Hopefully the rescue will be able to take that sweet pup. That woman should be ashamed of herself.


----------



## mylissyk (Feb 25, 2007)

Thank goodness there are people like you who take action when they see a dog in need. I don't understand people's thought process to let a dog get in that condition and do nothing.

I hope the owner will give her to rescue.


----------



## Heidi36oh (Feb 27, 2007)

mylissyk said:


> Thank goodness there are people like you who take action when they see a dog in need. I don't understand people's thought process to let a dog get in that condition and do nothing.
> 
> I hope the owner will give her to rescue.


I hope that she will give her to the rescue, she really can't afford any of the dogs, so hopefully they get her out :crossfing


----------



## Jen (Jun 2, 2007)

my fingers are crossed for you! Please keep us updated :crossfing


----------



## Heidi36oh (Feb 27, 2007)

They got her out, she's in a foster home for now.
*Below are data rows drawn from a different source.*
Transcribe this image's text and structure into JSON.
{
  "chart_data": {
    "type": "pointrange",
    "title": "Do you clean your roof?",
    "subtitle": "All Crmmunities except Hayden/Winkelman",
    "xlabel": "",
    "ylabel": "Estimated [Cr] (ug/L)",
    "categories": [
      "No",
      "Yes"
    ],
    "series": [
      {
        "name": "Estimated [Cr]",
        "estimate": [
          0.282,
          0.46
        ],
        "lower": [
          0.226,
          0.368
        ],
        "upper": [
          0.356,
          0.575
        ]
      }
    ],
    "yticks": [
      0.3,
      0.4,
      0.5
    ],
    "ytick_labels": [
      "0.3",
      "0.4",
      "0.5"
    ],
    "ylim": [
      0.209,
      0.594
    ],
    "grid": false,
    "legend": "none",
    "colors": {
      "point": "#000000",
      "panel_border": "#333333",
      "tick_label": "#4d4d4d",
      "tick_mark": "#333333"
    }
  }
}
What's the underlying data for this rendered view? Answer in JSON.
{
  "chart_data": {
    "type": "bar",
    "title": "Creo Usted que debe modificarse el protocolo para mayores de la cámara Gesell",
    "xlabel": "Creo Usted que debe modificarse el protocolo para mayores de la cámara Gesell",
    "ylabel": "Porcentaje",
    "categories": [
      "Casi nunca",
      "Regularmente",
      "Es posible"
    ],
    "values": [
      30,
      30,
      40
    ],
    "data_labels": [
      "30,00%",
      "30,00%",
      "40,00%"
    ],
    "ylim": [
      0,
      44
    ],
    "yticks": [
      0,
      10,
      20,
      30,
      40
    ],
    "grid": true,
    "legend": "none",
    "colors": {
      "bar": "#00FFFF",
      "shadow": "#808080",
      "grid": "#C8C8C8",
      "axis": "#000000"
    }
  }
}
Seen the vet already and it's a combination of flees and allergies, she also got a couple shots of antibiotics and steroids to help heal her. Kathy (the lady that has her) got her all cleaned up, I talked to her tonight. She said she is so precious she might just keep her.:crossfing Hope she does.


----------



## BeauShel (May 20, 2007)

If she does keep her that means there is another one out there for you to rescue.  I am glad they were able to get her out and get her all fixed up.


----------



## Karen519 (Aug 21, 2006)

*Heidi*

Heidi:

Thank you for saving that poor dog!

People like that make me so mad.


----------



## Maggies mom (Jan 6, 2006)

Heidi ...Great job...Thanks for helping this poor girl out...... Some people just piss me off ....... How hard is it to put flea meds on this girl.........:uhoh::uhoh::uhoh:


----------



## Heidi36oh (Feb 27, 2007)

Good news, my foster mom Kathy is keeping her, she said she is such a sweet girl just want's attention and love. Her wounds are starting to heel up and she's happy where she's at. I will go see her soon so I'll get some pictures.


----------



## Karen519 (Aug 21, 2006)

*Yeh!!*

Yeh For Kathy the Foster Mom!!

I am so happy for this sweet girl!!

What is her name??


----------



## Heidi36oh (Feb 27, 2007)

Karen519 said:


> Yeh For Kathy the Foster Mom!!
> 
> I am so happy for this sweet girl!!
> 
> What is her name??


Camron..I know weired name.LOL


----------